Consider the following experiment:
We generate "green" points and "blue" points in $\mathbf{R}$ using two different normal distributions as follows:
- 1000 green points are sampled from a $N(-1, 1)$ distribution
- 1000 blue poiints are sampled from a $N(1,1)$ distribution
Now I hide the colors of the points, point to one of them at random and ask you: What is the probability that this point is green?

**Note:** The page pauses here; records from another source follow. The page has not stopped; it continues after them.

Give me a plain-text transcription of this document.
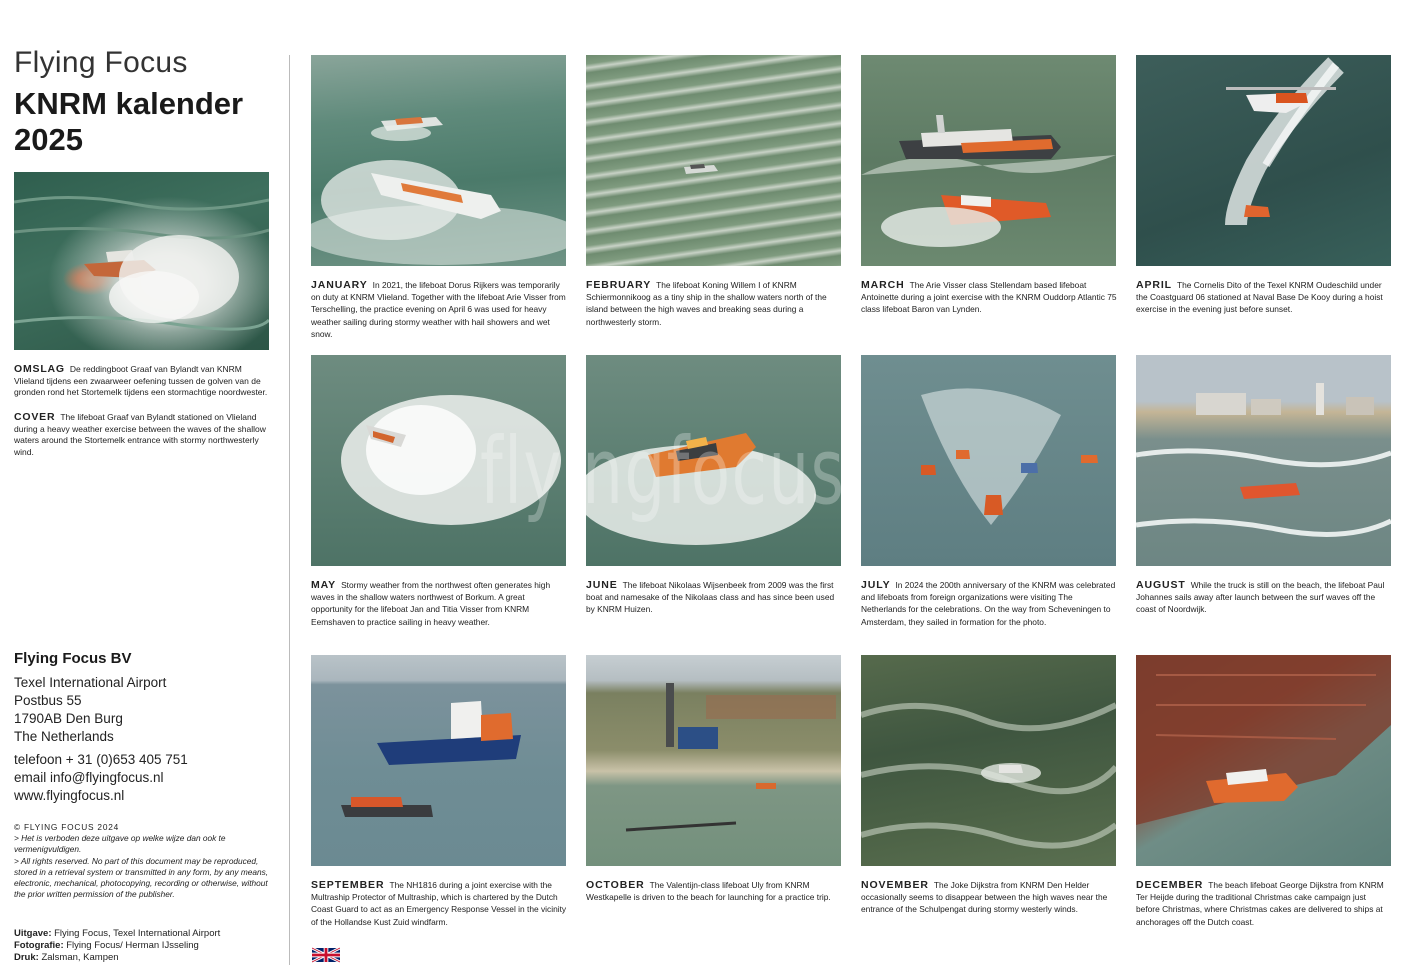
Flying Focus
KNRM kalender
2025
OMSLAG De reddingboot Graaf van Bylandt van KNRM Vlieland tijdens een zwaarweer oefening tussen de golven van de gronden rond het Stortemelk tijdens een stormachtige noordwester.
COVER The lifeboat Graaf van Bylandt stationed on Vlieland during a heavy weather exercise between the waves of the shallow waters around the Stortemelk entrance with stormy northwesterly wind.
Flying Focus BV
Texel International Airport
Postbus 55
1790AB Den Burg
The Netherlands
telefoon + 31 (0)653 405 751
email info@flyingfocus.nl
www.flyingfocus.nl
© FLYING FOCUS 2024
> Het is verboden deze uitgave op welke wijze dan ook te vermenigvuldigen.
> All rights reserved. No part of this document may be reproduced, stored in a retrieval system or transmitted in any form, by any means, electronic, mechanical, photocopying, recording or otherwise, without the prior written permission of the publisher.
Uitgave: Flying Focus, Texel International Airport
Fotografie: Flying Focus/ Herman IJsseling
Druk: Zalsman, Kampen
JANUARY In 2021, the lifeboat Dorus Rijkers was temporarily on duty at KNRM Vlieland. Together with the lifeboat Arie Visser from Terschelling, the practice evening on April 6 was used for heavy weather sailing during stormy weather with hail showers and wet snow.
FEBRUARY The lifeboat Koning Willem I of KNRM Schiermonnikoog as a tiny ship in the shallow waters north of the island between the high waves and breaking seas during a northwesterly storm.
MARCH The Arie Visser class Stellendam based lifeboat Antoinette during a joint exercise with the KNRM Ouddorp Atlantic 75 class lifeboat Baron van Lynden.
APRIL The Cornelis Dito of the Texel KNRM Oudeschild under the Coastguard 06 stationed at Naval Base De Kooy during a hoist exercise in the evening just before sunset.
MAY Stormy weather from the northwest often generates high waves in the shallow waters northwest of Borkum. A great opportunity for the lifeboat Jan and Titia Visser from KNRM Eemshaven to practice sailing in heavy weather.
JUNE The lifeboat Nikolaas Wijsenbeek from 2009 was the first boat and namesake of the Nikolaas class and has since been used by KNRM Huizen.
JULY In 2024 the 200th anniversary of the KNRM was celebrated and lifeboats from foreign organizations were visiting The Netherlands for the celebrations. On the way from Scheveningen to Amsterdam, they sailed in formation for the photo.
AUGUST While the truck is still on the beach, the lifeboat Paul Johannes sails away after launch between the surf waves off the coast of Noordwijk.
SEPTEMBER The NH1816 during a joint exercise with the Multraship Protector of Multraship, which is chartered by the Dutch Coast Guard to act as an Emergency Response Vessel in the vicinity of the Hollandse Kust Zuid windfarm.
OCTOBER The Valentijn-class lifeboat Uly from KNRM Westkapelle is driven to the beach for launching for a practice trip.
NOVEMBER The Joke Dijkstra from KNRM Den Helder occasionally seems to disappear between the high waves near the entrance of the Schulpengat during stormy westerly winds.
DECEMBER The beach lifeboat George Dijkstra from KNRM Ter Heijde during the traditional Christmas cake campaign just before Christmas, where Christmas cakes are delivered to ships at anchorages off the Dutch coast.
flyingfocus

I think we want: $$P(g | X=x) = \frac{P(X=x | g)P(g)}{P(X=x)}.$$
Now I think $P(g)=\frac{1}{2}$, since green and blue are equally likely, and $P(X=x) = \frac{1}{2000}$ since I am showing you one of 2000 points with equal probability. What throws me off is the $P(X=x | g)$. This is the probability that $X=x$ when $X$ is distributed as $N(-1,1)$. Isn't this simply $0$ since $X$ is a continuous random variable? Am I way off here?
You have the right idea but the wrong Bayes formula.
You need to replace $P(X=x|g)$, which is indeed $0$, by $f_g(x)$ where $f_g$ is the pdf of $N(-1,1)$.
Similarly, $P(X=x)=0$ but you replace it by $f_g(x)P(g)+f_b(x)P(b)$. This is called a gaussian mixture.